A French-language writer - Gauz - who will be worth reading when his novel comes out in English

It's surprising, halfway through Best European Fiction 2017, how few of these stories and selections from novels have anything explicitly to say about the changes, struggles, and crises in Europe today; most of these pieces could just as well have been written by an American writer - although perhaps they're a little more experimental in form than most contemporary American work, which may be typical of European fiction or may just represent the taste of the editors. One exception, and perhaps the most interesting piece in the first half of the anthology, is by the French-language writer Gauz, living in Paris and a native of the Ivory Coast, an excerpt from his novel Stand-by-the-Hour. The piece begins with a description of a job fair at which a recruitment firm is hiring a vast # of men to work as store security; all of the applicants are French-speaking of African descent - and Gauz has some striking passages in which he ticks off the cultural differences - in clothing, in style - that mark one African nationality from another.
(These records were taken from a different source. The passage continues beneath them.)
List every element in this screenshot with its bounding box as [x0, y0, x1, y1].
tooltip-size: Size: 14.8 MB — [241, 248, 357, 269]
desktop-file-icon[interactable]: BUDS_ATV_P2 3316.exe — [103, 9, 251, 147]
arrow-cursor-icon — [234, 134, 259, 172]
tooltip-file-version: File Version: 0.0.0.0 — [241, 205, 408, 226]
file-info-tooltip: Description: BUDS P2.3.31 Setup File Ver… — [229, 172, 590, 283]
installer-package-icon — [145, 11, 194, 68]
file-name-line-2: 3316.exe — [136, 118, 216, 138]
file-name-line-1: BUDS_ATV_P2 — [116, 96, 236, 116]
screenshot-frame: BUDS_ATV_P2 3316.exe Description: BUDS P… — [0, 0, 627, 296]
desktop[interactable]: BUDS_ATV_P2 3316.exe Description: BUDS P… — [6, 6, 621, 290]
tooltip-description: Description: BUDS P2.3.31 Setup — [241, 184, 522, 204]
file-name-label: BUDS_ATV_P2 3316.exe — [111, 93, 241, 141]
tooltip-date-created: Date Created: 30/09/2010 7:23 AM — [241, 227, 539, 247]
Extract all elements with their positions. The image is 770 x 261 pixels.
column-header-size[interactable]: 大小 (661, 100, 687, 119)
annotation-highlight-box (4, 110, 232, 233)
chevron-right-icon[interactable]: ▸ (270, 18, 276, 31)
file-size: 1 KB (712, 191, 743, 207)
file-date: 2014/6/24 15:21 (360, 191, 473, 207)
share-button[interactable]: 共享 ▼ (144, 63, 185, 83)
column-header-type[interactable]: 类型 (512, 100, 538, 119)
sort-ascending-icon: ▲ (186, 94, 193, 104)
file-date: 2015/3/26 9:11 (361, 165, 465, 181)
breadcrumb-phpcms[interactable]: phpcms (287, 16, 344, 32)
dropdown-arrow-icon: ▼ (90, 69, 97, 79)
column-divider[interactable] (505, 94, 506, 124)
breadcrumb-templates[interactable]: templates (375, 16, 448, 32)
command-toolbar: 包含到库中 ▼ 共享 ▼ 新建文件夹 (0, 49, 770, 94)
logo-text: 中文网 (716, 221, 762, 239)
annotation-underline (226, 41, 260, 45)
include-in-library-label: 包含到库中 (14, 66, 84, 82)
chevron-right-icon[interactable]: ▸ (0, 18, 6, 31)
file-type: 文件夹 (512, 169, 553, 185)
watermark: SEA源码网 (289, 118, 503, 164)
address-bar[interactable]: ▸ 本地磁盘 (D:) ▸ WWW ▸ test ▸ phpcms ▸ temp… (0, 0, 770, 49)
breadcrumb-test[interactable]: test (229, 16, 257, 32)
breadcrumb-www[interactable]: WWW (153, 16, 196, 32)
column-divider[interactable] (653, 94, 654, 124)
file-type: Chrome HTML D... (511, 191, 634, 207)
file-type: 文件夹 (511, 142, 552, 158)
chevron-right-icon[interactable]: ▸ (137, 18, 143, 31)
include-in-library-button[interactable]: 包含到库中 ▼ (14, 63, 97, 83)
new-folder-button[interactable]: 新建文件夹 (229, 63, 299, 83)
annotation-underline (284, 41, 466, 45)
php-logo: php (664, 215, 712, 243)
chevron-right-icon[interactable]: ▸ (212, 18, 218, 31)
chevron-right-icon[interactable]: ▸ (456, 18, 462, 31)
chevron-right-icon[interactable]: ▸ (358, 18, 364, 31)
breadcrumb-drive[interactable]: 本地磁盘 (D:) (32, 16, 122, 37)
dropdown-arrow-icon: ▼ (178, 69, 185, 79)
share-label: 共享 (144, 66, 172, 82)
This passage gives us a sense of the struggles of the African immigrants (or sons of immigrants) and helps us see a segment of the capitalist system generally hidden from view: who are these men who take these dreary jobs of literally standing by the hour, paying watch and keeping the peace simply through their slightly threatening presence? Then we take a step aside w/ two of the men who are living in one of those Parisian shared apartments - they clear out during the day and leave the room to workers on the night shift; Gauz gives us the sense of the despair of their lives and the need to stay out of trouble - and they seem headed for trouble as they befriend a seriously drunk white woman and literally carry her back to their apartment where they hope she'll sleep it off and sober up. This seems like a novel worth reading, if and when it appears in English. Another piece of note is the Hungarian writer Zsuzsa Selyem's story Confectionary 1952, which describes a police interrogation of those suspected of anti-Soviet activism; strangely, the story seems to be narrated by some kind of insect or animal that thrives off the blood of the prisoners - a mosquito, maybe? Very unusual perspective; but why focus on the politics of that long-ago era? I really expected more in this anthology about multicultural tensions, the immigration crises, terrorism, Brexit - life today in Europe.